Hopping from country to country is an incredible thing. You can get a taste of each place, and figure out if you like it or dislike it. A few days can give you a vibe that either intrigues you or turns you off. You can never know all of a city's secrets in one short journey, but for some, that doesn't matter and they're happy to move on to the next location. But when you find a country — or even a city within it — that gives you an incredible feeling of belonging and wonder, there should be no qualms about going back.
The struggle inside me each time I book flights to Europe is, "Well, I've already been to London too many times to count, so should I skip it in favour of places I've never been?" Some say it's better to get out of your comfort zone and see something new, to never visit the same place twice unless you have to. I wish I could feel this way, but there are some places I've become very much attached to. I've been to Paris five times because there's no end to the beautiful sights I can see there. Morocco has been stamped in my passport twice, and I'm making schemes for future visits. And at this point I've lost count of how many times I've been to London, but I went three times in 2017 alone — so that should be a clear sign of my obsession with that city.

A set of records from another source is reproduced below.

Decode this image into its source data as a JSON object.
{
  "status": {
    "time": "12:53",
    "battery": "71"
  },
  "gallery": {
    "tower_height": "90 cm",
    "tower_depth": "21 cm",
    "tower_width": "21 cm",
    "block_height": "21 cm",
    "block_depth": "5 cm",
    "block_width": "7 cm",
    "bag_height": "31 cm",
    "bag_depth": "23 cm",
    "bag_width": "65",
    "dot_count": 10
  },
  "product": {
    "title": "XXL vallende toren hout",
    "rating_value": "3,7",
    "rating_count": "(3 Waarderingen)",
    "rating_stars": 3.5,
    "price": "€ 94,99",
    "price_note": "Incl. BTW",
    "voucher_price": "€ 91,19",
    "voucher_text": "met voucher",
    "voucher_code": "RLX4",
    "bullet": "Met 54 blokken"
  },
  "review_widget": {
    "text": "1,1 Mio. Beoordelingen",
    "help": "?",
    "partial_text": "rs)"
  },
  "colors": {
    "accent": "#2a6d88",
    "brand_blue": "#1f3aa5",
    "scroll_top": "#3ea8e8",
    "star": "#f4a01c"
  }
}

But why do I keep going back to these places? The simple answer is, "Why not?" The long answer has a lot more depth to it. Unless you move somewhere permanently, you're never going to have enough time on a short holiday to truly know the intricacies of a place. Even though I lived in the UK for a year, I still don't have all the knowledge I wish I possessed. Each time I return, I am always searching for more.

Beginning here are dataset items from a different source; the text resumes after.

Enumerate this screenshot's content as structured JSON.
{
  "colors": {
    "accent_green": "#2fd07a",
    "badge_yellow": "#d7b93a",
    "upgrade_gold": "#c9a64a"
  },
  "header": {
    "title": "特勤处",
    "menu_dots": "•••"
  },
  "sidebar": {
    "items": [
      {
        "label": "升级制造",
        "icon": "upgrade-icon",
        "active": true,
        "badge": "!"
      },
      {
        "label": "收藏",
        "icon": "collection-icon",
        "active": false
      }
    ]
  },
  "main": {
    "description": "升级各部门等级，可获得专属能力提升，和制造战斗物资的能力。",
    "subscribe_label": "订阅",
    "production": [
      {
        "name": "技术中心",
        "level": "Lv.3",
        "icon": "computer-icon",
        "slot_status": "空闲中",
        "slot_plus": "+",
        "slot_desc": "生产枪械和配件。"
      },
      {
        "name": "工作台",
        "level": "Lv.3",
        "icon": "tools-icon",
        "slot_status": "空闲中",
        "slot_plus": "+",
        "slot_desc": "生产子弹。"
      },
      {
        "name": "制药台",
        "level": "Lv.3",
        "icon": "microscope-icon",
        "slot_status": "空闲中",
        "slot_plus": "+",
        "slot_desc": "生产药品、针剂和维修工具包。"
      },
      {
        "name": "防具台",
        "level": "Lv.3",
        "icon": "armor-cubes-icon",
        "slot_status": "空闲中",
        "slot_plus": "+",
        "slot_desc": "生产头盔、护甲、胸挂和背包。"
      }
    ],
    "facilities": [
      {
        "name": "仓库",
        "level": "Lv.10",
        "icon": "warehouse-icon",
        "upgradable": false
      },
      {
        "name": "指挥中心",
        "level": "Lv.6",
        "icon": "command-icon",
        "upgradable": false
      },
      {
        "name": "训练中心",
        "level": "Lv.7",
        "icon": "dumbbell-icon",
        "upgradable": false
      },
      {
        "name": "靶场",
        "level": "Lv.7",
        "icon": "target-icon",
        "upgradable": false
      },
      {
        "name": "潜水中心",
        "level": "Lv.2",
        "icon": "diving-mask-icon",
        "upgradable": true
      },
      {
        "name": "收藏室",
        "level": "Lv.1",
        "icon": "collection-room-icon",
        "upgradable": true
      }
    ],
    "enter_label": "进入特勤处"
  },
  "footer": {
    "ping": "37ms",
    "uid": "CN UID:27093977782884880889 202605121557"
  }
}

Each time I land in London, I set out on a quest to experience more of the city that only a local would know. After my first trip in 2011, I saw all the traditional tourist spots and found that I yearned to go deeper into the things that make London special. It wasn't just Big Ben and Buckingham Palace. It was the historical mews streets in Notting Hill and the hidden graffiti tunnel in Waterloo. It was the off-the-beaten-track food markets in Bermondsey and the the quirky coffee shops in Shoreditch. It was the construction workers eating their beans on toast from a cafe in Pimlico and the golden-hour walks in Hampstead Heath. There's no way I could've inhaled these moments on a simple first-time highlights tour of the city.
In the age of Instagram, I've gotten major FOMO from seeing all these places I seemed to have missed out on my journeys, and the "I have to see it all" traveller in me has justified going back as a way to see for myself what the people I follow get to enjoy on a regular basis. And obviously there is so much more to the British Isles than London, so how can I consider myself an Anglophile if I haven't hardly seen any of the United Kingdom? London trips always include excursions out of the city to a place I haven't been. I think it's important to see more of the country as a whole whenever I get a chance.
Each time I go back to my favourite cities, I feel a pang a guilt when I realise there are other places I've chosen to skip in order to prioritise return visits. But that guilt comes from that idea that I, for some reason, have to be checking countries off a list, an idea that no one really cares about. On my limited millennial income, some of the places I really want to travel to are cost-prohibitive. Cities in Europe have gotten considerably easier to travel to in the past few years due to budget airlines crossing the Atlantic, and as a budget explorer, I have to take this into consideration when I'm looking for an escape from America. It also means I have spent a lot of time in Europe over countries in Africa, South America and Oceania.
Of course, my goal will always be to visit as many locations as possible and see my number rise. But at the moment, I am 100 percent happy with rekindling my friendships with places like London and Paris, and Tokyo and Marrakech will get multiple visits over my lifetime when I can afford the transportation. That doesn't mean that I won't be looking forward to the future, though, when I can afford to make a bigger journey to the spots on my list that deserve some love. I'll make it happen eventually, and my previous travel experiences will only help me as I navigate new territories.